Here's an elementary type argument I learned, based on unique splitting $T=S+A$ of linear operators $T: \mathbb{R}^n \to \mathbb{R}^n$. 

(i) every linear operator $T$ can be uniquely decomposed $T=S+A$ where $S$ is symmetric ${}^tS=S$ and $A$ is antisymmetric ${}^tA=-A$. 

The meaning of symmetric and antisymmetric operators has a physical interpretation, where every force $T$ is factored as a radial force along the orthogonal eigenspaces of $S$, and the curl-type rotational force $A$. 

(ii) Now with respect euclidean quadratic cost $c(x,y)=-x\cdot y$, the $c$-optimal transportation plans are those plans which have zero rotational component, i.e. $T=S=\nabla \phi$ for a function $\phi$. It is elementary that $T$ is positive (semi) definite iff $\phi$ is (semi) convex.  
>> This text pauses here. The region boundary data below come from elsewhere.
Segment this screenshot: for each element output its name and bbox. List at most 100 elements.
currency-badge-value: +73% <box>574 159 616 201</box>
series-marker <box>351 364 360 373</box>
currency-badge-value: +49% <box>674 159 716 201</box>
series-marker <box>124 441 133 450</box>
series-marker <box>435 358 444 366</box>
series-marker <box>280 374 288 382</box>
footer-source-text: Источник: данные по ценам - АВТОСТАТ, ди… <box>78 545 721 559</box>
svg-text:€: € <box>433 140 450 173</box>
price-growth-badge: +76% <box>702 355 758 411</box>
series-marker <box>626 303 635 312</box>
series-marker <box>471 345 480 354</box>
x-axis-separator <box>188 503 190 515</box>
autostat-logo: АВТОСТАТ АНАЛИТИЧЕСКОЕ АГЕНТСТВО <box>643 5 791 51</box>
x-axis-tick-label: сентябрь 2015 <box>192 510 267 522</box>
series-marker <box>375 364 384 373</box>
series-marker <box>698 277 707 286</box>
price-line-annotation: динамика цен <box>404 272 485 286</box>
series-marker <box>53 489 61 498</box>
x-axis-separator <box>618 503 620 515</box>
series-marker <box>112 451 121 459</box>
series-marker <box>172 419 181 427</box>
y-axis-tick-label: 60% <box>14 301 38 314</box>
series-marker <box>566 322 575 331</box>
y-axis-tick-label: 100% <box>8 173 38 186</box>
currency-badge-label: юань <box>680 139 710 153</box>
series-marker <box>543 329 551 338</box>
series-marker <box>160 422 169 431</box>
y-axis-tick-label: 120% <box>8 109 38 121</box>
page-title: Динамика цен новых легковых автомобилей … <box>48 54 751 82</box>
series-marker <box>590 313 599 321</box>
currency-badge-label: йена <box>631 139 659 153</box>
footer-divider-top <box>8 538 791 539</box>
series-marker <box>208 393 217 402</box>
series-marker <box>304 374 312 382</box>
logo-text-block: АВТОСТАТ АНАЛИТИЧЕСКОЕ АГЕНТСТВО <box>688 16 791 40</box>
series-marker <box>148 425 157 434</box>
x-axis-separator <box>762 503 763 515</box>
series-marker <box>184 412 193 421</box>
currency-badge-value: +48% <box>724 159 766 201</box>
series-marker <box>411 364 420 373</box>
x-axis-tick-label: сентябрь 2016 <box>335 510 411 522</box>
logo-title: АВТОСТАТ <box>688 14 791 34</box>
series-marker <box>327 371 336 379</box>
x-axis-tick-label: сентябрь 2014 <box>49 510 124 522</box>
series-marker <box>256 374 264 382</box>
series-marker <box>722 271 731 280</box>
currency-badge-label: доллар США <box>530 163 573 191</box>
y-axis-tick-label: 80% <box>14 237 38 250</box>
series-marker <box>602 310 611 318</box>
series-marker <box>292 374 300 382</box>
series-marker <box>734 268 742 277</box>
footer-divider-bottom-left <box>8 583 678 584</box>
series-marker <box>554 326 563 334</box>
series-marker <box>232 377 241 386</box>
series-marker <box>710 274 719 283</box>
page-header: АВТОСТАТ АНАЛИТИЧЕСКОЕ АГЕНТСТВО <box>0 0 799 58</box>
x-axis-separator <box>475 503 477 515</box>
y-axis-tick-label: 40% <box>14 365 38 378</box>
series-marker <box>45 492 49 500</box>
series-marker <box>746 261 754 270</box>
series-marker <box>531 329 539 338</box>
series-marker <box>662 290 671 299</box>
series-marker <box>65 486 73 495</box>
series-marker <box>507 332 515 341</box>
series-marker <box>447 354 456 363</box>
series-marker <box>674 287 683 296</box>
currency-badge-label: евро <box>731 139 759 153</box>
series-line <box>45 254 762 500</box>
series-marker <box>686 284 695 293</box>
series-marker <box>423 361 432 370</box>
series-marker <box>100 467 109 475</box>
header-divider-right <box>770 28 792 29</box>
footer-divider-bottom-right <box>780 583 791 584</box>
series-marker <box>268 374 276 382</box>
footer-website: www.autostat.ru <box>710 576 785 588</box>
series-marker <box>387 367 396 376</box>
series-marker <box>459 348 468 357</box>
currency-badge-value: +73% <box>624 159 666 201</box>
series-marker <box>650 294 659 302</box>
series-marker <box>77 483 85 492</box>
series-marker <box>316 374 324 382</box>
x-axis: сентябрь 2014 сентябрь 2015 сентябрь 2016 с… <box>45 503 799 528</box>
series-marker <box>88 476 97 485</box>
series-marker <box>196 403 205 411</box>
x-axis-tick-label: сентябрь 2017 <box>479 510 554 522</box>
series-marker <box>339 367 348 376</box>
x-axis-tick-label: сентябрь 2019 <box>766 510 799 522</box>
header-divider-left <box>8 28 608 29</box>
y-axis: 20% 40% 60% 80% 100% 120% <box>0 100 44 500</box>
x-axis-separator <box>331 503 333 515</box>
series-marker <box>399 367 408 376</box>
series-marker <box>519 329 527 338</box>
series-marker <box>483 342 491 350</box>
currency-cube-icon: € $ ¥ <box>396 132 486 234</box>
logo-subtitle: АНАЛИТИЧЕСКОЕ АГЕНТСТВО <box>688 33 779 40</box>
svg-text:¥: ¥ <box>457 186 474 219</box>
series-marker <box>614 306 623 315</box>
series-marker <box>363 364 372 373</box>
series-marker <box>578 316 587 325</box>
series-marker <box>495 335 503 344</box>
In *physical* terms, I understand Brenier-McCann's polar factorization theorem as saying that energy-optimal optimal transport plans move particles along rotation-free trajectories. Every source particle $dx$ has a target $dy$ and is direction by the energy-optimal transport plan $\pi$ to "Keep straight, and don't twist or rotate until you arrive at your destination."